Lou T. 4
Idylles
Retrouvailles de vacances.
Pour la première fois, Lou passe l’été sans sa mère. Elle part à la mer avec trois copines, chez les parents de l’une d’entre elles, dans une luxueuse villa avec piscine. Pour les quatre filles, soleil, baignades, ballades… et chasse aux garçons sont au programme ! Même pour Lou qui aime bien Paul mais se défend d’en être amoureuse. Lou n’est pas au bout de ses surprises et de ses émotions car, sur le port, elle retrouve un copain d’enfance, Tristan.
Pendant ce temps, la maman de Lou effectue une tournée dédicace de son roman de science-fiction, Sidéra. L’occasion rêvée de passer des vacances à l’œil avec son amoureux.

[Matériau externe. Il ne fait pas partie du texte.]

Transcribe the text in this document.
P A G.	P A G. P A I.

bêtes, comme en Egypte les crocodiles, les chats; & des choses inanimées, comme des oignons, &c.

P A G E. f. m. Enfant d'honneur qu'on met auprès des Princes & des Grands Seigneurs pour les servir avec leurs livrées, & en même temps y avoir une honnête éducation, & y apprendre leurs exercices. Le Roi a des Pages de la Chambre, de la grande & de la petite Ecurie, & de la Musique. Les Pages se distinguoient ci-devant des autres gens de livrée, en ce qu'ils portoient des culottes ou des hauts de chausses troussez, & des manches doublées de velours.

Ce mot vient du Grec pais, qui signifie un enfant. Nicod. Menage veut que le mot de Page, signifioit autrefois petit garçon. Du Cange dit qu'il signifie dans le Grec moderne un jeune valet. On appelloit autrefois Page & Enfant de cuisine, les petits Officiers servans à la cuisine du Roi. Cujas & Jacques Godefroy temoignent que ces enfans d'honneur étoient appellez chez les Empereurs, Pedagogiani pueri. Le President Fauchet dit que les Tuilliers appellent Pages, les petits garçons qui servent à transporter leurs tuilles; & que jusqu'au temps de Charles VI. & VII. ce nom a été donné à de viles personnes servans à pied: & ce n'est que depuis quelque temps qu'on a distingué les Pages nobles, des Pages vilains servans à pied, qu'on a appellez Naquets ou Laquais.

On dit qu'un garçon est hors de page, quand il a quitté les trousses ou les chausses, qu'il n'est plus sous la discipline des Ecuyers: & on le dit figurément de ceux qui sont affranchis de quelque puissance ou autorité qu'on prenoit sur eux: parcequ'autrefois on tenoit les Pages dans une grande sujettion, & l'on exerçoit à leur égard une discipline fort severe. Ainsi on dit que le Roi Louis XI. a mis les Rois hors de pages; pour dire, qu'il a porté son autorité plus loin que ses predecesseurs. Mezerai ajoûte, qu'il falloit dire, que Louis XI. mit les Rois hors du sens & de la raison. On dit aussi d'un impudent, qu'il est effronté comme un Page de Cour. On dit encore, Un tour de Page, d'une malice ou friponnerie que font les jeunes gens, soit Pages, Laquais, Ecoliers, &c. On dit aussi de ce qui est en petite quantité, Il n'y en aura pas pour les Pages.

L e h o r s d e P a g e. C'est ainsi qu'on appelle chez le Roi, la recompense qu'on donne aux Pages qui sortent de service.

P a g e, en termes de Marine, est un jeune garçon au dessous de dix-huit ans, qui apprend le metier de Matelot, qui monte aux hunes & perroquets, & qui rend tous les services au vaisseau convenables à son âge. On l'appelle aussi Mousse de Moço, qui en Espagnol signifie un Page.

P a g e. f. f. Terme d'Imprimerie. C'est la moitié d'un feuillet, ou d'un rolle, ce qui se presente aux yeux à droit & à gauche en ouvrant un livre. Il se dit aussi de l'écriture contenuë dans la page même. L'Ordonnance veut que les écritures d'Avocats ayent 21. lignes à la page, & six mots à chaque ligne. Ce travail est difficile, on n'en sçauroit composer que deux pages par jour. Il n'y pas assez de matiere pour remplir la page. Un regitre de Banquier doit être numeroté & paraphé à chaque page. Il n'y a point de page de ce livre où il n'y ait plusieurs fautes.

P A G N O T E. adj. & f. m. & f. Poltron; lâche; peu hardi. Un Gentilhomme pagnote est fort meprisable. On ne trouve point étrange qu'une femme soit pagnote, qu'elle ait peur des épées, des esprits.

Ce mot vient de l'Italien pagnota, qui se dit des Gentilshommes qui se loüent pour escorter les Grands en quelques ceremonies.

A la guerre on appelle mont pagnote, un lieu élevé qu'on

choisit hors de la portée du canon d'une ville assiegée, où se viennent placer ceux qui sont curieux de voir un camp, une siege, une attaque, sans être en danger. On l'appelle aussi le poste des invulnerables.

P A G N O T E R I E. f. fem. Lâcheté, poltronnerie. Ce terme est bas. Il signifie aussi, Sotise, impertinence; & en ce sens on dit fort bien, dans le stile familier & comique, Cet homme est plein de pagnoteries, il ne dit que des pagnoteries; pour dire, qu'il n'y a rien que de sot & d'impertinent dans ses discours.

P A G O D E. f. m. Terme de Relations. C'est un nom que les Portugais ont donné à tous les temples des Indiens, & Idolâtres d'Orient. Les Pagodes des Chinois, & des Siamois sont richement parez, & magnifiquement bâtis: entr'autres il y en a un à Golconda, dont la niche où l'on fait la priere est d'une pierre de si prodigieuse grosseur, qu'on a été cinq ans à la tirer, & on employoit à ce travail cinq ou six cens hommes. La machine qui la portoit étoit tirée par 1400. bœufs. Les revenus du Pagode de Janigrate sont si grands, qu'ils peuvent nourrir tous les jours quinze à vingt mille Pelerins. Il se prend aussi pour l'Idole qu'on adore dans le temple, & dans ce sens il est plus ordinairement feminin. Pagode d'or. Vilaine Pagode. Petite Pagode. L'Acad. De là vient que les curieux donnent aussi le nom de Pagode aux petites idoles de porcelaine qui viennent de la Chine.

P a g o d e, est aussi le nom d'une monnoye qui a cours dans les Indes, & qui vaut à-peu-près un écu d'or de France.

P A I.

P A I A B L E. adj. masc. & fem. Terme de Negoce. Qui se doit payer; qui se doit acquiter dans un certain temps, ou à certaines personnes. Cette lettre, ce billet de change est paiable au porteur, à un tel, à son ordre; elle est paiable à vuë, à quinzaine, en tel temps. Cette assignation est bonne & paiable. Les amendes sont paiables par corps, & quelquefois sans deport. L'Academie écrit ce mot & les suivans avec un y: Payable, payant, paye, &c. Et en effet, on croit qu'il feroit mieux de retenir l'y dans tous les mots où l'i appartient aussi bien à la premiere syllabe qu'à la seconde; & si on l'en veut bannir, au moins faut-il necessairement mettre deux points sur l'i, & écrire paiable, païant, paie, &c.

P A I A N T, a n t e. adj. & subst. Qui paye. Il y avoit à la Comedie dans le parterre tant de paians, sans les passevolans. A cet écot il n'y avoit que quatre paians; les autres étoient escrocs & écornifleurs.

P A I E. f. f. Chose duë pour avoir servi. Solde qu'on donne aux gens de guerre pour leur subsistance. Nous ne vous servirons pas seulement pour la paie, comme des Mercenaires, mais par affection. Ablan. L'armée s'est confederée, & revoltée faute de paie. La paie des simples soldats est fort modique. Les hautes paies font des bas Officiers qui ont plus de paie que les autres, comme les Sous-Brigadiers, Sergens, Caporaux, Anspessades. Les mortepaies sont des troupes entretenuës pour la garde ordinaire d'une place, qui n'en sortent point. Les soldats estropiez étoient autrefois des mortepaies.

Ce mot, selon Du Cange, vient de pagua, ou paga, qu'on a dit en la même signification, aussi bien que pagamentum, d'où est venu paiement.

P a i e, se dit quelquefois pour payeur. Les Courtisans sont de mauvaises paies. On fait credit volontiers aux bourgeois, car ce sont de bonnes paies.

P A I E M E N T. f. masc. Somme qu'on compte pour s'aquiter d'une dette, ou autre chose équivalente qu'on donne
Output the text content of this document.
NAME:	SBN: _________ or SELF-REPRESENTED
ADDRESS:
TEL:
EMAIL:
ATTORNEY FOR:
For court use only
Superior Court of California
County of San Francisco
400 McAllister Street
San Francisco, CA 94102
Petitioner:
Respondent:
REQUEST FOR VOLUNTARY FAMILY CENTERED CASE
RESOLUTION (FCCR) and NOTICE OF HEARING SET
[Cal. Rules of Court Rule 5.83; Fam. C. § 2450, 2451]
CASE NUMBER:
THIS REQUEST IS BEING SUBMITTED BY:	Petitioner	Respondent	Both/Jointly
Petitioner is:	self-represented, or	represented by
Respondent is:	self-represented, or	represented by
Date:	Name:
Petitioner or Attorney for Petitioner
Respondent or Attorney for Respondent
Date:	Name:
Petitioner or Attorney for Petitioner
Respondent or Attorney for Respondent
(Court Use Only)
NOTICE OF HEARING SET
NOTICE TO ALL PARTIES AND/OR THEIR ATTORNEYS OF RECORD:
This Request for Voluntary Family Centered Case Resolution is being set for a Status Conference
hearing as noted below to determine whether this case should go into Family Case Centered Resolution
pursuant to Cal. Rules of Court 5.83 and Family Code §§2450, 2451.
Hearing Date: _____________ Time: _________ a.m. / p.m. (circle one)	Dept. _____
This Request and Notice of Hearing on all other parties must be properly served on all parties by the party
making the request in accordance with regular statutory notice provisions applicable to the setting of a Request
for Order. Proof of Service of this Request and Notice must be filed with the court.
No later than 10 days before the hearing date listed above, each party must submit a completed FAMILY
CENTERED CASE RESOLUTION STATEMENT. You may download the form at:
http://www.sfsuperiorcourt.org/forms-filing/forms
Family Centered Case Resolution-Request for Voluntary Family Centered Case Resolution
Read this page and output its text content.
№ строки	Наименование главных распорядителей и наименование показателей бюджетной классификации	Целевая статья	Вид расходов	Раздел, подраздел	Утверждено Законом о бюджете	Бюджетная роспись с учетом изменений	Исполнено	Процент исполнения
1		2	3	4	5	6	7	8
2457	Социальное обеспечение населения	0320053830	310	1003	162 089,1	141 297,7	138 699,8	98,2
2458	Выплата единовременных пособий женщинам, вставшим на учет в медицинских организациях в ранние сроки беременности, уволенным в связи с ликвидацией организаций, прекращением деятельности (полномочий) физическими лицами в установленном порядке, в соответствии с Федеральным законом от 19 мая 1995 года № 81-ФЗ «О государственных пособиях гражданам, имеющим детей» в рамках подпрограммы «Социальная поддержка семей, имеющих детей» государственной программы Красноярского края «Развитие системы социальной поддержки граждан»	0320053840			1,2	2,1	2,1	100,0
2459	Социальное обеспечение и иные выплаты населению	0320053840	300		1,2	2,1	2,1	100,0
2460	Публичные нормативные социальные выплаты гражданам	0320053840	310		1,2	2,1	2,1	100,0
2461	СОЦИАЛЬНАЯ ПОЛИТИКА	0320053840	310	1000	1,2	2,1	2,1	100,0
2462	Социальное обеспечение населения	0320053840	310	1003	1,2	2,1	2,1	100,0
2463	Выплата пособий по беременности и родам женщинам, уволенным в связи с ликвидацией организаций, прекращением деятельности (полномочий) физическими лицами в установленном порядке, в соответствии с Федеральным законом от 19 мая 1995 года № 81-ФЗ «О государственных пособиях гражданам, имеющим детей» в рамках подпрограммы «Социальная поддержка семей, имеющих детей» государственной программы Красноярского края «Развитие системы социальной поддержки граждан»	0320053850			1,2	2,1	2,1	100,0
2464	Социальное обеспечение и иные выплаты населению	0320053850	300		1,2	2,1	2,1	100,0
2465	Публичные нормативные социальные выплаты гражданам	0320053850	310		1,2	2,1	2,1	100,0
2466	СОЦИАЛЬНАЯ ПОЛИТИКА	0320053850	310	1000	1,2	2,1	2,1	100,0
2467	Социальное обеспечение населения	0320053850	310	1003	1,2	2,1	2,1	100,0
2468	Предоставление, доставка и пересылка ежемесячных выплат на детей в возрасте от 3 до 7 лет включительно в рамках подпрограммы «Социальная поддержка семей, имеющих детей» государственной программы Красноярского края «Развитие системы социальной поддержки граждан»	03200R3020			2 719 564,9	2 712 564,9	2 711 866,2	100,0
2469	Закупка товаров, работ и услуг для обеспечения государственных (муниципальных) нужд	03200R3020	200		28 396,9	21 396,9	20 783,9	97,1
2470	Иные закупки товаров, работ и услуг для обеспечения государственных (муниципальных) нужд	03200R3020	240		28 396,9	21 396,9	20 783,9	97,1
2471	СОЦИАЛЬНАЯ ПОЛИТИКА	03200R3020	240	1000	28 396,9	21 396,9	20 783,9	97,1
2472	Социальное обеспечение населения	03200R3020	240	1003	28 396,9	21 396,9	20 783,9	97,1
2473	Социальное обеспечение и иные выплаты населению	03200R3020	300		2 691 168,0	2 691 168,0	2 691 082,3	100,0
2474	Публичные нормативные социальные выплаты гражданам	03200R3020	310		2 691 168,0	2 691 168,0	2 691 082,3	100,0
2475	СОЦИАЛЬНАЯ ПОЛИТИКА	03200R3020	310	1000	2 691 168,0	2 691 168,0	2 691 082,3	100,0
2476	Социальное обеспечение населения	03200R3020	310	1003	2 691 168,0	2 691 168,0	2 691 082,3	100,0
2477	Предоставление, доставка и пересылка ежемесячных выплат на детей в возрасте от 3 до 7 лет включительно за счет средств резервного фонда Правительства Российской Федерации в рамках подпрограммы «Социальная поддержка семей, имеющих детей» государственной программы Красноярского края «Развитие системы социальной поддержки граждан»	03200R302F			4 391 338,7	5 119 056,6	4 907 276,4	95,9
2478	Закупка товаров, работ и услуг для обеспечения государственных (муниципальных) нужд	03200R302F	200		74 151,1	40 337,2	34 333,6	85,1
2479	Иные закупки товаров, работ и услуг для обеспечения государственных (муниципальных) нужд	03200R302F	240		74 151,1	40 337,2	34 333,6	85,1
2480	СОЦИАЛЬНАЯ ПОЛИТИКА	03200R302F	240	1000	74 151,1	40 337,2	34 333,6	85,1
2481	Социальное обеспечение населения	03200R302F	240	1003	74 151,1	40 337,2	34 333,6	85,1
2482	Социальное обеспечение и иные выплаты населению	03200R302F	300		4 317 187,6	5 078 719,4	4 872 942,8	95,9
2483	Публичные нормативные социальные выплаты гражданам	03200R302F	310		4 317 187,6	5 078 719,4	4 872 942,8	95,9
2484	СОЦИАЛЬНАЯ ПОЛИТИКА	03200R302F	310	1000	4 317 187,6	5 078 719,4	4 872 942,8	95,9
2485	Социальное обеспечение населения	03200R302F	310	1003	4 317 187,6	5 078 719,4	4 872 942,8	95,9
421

Sauf qu’il y a plus romantique qu’une grande surface pour profiter des beaux jours !
Après Titeuf, Raghnarok, Zap Collège, Marie Frisson, c’est au tour de Lou de s’engager dans des aventures au long cours. A croire que les pensionnaires de « Tchô, la collec. », ne peuvent se résoudre désormais au format des gags en une planche, format qui a pourtant fait leur notoriété !
Pour Lou, le changement n’est pas radical – sans souci donc mais sans apport véritable non plus : dans les premiers albums déjà, les gags étaient filés et constituaient ben une seule et même histoire. La véritable rupture vient plutôt du fait que, pour la première fois, mère et fille vivent leurs aventures chacune de leur côté et que, donc, l’humour ne naît plus de leur confrontation tendre. Autre transformation, celle de Lou qui peu à peu prend des formes (« C’est pas possible, t’as encore pris au moins trois tailles de soutif’ » lui dit sa mère en la retrouvant) et glisse résolument de l’enfance vers l’adolescence.
Pour le reste, le ton demeure le même, plein de douceur, d’humour, de tendresse, de pertinence. On rit, on s’émeut. On s’identifie selon le cas à la génération des adultes ou à celle des enfants.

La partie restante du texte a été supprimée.